Dopo 13 anni, il 28 dicembre il generale John Campbell, comandante delle forze statunitensi e dell’Isaf, ha simbolicamente arrotolato all’asta il vessillo verde e bianco della coalizione ed ha innalzato quello della nuova missione, la “Resolute Support”. Con questa cerimonia, svolta presso il comando di Kabul, per gli Stati Uniti e la Nato la guerra in Afghanistan si è ufficialmente conclusa. Le truppe che rimarranno sul territorio non avranno ruoli operativi di combattimento, essendo ormai stata ceduta ai locali, in tutte le province, piena responsabilità.
Rivolgendosi ai comandanti ed ai soldati ancora sul terreno (tra i quali quelli italiani, mentre inglesi e francesi avevano già lasciato con largo anticipo), il generale ha voluto ringraziarli, elogiandoli per “…aver sottratto il popolo al buio della disperazione, restituendo loro fiducia nel futuro”. Dal primo gennaio l’Isaf sarà sostituita da una missione Nato di addestramento e supporto, formata da una forza di 12.500 militari, prevalentemente statunitensi. Anche l’Italia continuerà a partecipare, e non solo simbolicamente.
In una recente audizione presso le commissioni Esteri e Difesa il ministro Pinotti aveva parlato di un numero iniziale di 750 militari, che andranno a diminuire nel prosieguo della missione fino a stabilizzarsi su una media di circa 500 unità su base annua, in un arco di tempo che, al momento, spazia tra il 2015 e il 2017. Il costo stimato è di circa 160 milioni all’anno. In termini di garanzie, lo status dei nostri militari, che dovranno limitarsi a svolgere attività di addestramento e supporto, sarà coperto dagli accordi per la cooperazione finalmente sottoscritti dal nuovo presidente Ashraf Ghani.
Ma per i 350 mila uomini del nuovo esercito afghano e della polizia la guerra contro Talebani e trafficanti è destinata a continuare a lungo, per non far perdere al Paese alcuni benefici benefici sinora oggettivamente acquisiti. Dall’inizio delle operazioni, nel 2001, l’Isaf ha sofferto la perdita di 3.485 militari (di cui 54 italiani, cui si aggiungono 650 feriti), ha visto la partecipazione di oltre 50 nazioni ed ha raggiunto il picco di presenze sul terreno nel 2010, con lo schieramento di 140 mila militari. Secondo gli uffici delle Nazioni Unite, le perdite tra la popolazione civile alla fine di novembre risultavano essere 3.188, con un incremento del 19 per cento nel 2014, quando la maggior parte delle operazioni combat erano già state affidate alle truppe afghane.

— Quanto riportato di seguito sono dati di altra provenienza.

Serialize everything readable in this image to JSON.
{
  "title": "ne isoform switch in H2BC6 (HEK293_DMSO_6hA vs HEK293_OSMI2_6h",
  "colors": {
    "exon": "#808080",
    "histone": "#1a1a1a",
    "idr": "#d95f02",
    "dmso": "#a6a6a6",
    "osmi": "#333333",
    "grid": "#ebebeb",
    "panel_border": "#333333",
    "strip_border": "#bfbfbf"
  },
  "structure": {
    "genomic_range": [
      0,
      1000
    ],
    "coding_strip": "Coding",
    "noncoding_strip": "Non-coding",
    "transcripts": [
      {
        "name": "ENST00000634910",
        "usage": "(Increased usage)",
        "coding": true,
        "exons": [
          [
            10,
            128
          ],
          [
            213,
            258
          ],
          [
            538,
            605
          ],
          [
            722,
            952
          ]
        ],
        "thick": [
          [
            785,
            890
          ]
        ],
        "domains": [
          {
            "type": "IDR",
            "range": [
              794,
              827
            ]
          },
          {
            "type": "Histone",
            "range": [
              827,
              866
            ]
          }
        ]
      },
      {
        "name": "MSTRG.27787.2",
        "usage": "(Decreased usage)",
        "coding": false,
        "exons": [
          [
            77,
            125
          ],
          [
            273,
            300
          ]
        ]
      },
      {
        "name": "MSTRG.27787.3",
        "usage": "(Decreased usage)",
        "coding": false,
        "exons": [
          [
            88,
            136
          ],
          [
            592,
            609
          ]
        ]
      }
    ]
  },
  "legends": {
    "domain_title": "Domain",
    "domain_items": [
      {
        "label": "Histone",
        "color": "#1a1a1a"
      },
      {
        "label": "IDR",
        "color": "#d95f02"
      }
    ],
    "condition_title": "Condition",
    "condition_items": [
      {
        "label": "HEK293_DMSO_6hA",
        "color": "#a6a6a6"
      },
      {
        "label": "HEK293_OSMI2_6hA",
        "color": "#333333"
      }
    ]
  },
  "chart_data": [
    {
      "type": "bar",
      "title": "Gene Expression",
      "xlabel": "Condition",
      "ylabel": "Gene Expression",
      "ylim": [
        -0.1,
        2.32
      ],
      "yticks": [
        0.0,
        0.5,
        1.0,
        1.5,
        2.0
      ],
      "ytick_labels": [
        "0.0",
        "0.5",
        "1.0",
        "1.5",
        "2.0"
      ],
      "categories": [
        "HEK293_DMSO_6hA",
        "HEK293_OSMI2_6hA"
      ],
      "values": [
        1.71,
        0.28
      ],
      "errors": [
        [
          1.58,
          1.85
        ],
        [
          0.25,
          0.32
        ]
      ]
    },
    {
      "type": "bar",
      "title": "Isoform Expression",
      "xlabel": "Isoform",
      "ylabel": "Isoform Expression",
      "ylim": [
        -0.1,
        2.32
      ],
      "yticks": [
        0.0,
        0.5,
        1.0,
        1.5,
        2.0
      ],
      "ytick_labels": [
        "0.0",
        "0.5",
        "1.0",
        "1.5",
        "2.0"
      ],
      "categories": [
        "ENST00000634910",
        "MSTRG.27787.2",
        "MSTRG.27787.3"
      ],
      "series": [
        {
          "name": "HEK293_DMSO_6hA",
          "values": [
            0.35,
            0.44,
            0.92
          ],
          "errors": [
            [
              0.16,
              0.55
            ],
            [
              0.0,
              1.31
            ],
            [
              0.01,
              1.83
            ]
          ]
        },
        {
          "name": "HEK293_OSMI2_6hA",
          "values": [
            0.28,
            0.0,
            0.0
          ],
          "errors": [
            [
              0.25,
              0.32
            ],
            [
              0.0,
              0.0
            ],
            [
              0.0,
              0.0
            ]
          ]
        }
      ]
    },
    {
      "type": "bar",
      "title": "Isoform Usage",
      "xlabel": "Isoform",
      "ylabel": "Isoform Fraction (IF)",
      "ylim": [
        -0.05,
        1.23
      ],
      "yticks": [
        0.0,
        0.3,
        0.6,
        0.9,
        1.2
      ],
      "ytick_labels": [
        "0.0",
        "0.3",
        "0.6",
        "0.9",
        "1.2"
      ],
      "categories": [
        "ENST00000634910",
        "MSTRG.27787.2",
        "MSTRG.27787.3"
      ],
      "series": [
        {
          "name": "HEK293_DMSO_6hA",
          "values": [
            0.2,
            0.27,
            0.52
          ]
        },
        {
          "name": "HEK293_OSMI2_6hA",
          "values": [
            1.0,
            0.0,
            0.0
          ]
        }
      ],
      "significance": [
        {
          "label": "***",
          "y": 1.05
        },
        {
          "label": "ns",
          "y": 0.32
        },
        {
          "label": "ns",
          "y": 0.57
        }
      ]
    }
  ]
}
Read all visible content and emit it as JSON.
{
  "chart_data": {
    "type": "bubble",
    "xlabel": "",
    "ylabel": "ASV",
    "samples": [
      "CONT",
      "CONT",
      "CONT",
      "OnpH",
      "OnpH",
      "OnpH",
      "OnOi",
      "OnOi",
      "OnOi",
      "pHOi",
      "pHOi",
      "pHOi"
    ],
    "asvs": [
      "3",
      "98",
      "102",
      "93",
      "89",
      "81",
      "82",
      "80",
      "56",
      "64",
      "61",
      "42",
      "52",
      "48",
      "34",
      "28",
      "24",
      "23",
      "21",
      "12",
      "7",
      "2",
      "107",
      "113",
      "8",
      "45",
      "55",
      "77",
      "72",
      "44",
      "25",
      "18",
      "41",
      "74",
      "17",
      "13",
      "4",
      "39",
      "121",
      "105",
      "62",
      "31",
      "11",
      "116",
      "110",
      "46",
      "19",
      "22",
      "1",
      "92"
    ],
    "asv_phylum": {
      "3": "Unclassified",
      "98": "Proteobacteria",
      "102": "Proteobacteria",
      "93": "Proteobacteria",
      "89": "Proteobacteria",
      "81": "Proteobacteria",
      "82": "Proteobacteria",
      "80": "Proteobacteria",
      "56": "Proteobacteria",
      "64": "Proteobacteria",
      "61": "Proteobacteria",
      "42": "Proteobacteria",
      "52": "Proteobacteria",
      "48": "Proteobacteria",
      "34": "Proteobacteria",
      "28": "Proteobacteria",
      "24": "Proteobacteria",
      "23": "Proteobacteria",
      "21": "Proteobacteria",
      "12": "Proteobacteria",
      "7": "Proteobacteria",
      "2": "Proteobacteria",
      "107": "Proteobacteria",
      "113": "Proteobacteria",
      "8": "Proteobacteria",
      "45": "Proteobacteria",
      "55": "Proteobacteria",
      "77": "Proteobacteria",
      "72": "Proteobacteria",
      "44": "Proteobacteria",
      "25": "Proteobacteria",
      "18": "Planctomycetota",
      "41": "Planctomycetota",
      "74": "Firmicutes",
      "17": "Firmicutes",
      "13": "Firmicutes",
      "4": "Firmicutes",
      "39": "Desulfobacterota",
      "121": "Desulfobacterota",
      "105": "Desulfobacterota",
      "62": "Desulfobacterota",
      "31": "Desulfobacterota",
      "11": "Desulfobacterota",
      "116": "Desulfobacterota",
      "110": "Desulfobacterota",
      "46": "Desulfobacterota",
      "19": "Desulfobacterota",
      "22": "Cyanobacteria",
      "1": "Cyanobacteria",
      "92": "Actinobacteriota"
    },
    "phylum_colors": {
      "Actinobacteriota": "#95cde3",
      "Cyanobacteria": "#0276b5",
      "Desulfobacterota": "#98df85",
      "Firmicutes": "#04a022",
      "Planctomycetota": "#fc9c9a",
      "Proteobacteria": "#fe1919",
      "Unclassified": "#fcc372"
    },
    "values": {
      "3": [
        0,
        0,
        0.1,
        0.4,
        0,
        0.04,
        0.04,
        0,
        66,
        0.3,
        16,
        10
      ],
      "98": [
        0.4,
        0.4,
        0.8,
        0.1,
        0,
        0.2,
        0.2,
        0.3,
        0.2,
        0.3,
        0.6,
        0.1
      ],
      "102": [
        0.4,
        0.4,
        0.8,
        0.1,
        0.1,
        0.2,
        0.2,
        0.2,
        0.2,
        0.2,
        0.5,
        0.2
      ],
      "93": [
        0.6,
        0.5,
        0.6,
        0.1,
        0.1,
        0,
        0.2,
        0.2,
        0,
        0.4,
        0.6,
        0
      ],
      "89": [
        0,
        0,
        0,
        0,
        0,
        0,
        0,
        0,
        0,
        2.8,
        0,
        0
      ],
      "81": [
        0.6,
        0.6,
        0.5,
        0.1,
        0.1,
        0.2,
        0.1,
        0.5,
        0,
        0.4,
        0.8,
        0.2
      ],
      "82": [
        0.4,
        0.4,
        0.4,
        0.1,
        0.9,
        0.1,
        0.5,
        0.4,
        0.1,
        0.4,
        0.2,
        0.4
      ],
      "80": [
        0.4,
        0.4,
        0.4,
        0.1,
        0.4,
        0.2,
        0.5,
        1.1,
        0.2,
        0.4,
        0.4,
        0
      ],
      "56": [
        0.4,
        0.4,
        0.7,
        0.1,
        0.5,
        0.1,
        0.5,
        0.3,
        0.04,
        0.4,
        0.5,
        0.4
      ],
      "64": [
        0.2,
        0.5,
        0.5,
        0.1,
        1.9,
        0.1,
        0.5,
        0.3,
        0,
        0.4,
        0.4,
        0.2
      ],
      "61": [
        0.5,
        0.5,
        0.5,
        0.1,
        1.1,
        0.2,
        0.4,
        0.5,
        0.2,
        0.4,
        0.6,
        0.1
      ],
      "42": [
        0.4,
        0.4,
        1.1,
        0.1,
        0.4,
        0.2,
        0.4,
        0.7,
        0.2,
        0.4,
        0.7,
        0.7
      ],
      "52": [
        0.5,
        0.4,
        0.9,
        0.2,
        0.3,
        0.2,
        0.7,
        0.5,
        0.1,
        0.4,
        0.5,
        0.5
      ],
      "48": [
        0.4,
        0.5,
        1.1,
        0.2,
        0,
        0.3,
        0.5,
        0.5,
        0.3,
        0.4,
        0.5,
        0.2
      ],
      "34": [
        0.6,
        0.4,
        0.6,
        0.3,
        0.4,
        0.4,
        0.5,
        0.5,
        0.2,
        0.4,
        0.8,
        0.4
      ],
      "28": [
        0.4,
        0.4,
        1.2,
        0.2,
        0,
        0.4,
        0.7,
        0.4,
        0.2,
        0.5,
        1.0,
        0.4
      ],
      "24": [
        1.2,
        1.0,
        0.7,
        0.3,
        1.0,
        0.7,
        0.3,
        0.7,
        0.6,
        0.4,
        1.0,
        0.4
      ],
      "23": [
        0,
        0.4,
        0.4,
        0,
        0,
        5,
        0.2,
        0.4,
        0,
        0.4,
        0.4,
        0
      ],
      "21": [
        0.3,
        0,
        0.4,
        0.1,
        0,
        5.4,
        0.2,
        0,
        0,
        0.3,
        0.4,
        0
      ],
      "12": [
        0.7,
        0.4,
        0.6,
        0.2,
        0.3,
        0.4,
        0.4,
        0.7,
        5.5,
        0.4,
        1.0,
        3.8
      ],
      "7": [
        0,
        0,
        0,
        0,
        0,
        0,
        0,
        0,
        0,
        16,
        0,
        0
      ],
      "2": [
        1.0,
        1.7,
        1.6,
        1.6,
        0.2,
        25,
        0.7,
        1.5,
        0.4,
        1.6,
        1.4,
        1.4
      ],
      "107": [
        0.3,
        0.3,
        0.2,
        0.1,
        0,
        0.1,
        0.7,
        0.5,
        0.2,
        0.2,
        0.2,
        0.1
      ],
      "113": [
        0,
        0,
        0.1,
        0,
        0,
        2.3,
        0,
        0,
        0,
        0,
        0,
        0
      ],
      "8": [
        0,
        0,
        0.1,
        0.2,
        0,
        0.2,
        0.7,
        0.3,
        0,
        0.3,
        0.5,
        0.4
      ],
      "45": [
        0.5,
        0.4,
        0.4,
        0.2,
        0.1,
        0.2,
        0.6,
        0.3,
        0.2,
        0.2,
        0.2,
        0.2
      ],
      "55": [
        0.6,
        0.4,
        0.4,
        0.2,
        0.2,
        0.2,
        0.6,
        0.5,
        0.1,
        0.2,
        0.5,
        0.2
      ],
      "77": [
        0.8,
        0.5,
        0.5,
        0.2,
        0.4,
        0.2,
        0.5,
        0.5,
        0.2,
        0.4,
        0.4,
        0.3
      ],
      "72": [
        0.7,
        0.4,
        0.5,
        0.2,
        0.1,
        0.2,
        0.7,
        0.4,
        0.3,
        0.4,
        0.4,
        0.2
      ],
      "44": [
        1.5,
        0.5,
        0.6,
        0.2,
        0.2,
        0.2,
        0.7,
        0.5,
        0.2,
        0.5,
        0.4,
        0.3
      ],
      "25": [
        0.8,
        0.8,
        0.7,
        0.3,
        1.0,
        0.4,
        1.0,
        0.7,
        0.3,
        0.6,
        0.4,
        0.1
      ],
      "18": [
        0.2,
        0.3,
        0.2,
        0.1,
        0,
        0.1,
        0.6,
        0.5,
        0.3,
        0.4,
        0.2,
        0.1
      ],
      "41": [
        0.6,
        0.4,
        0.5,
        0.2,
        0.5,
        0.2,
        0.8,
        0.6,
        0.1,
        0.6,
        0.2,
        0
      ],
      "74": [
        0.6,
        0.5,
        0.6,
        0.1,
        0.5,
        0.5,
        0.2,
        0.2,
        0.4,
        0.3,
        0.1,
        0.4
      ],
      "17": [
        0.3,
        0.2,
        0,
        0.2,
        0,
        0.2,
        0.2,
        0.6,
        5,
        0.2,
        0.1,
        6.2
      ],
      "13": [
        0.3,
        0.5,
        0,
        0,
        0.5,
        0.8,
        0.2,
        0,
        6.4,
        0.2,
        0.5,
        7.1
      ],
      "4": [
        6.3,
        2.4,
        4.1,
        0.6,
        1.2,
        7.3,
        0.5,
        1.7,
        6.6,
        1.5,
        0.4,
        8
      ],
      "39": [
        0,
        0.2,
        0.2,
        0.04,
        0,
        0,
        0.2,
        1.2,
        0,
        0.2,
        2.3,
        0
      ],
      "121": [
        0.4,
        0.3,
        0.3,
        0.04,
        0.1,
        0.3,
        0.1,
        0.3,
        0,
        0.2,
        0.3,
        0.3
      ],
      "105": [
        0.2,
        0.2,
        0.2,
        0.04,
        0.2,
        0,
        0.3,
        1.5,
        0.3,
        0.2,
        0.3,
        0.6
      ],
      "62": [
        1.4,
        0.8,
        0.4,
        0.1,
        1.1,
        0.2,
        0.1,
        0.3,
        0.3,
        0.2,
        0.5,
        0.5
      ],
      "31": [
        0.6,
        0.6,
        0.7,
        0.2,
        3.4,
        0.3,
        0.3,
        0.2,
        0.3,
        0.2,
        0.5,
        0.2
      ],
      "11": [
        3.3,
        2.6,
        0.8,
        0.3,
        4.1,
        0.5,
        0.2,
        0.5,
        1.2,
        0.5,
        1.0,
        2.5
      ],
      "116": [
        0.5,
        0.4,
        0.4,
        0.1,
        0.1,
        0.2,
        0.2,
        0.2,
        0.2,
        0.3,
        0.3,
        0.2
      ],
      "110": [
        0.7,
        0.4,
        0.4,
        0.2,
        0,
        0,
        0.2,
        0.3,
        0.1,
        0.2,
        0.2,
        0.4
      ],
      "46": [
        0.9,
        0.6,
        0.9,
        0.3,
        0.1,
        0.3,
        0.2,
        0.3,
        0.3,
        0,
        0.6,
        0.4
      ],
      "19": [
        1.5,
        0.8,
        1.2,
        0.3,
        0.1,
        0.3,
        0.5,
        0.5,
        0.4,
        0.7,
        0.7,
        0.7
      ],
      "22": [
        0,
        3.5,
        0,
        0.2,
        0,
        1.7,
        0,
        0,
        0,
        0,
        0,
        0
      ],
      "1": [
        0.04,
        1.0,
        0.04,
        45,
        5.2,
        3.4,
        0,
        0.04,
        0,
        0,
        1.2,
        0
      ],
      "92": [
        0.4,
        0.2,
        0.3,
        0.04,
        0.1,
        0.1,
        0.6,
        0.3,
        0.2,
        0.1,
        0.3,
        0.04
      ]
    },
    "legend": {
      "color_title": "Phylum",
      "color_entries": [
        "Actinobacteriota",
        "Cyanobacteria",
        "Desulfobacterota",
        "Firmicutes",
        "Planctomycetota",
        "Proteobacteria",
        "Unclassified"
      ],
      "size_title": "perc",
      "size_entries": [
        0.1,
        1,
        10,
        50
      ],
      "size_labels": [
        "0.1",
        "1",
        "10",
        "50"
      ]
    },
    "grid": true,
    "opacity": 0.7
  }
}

La Nato – è d’obbligo che ciascuno faccia la propria parte – mostra fiducia per il futuro e soddisfazione per i risultati conseguiti. Ma ancora superiore è quella dimostrata dai Talebani, il cui portavoce il 28 dicembre ha commentato testualmente: “…stanno scappando, non essendo riusciti a sconfiggerci. La loro missione è stata un vero fallimento, come dimostra anche la cerimonia odierna”.
Forse si riferiva al fatto che l’evento è stato tenuto segreto fino all’ultimo minuto a causa della minacciata possibilità di attacchi contro Kabul e lo stesso Quartier Generale.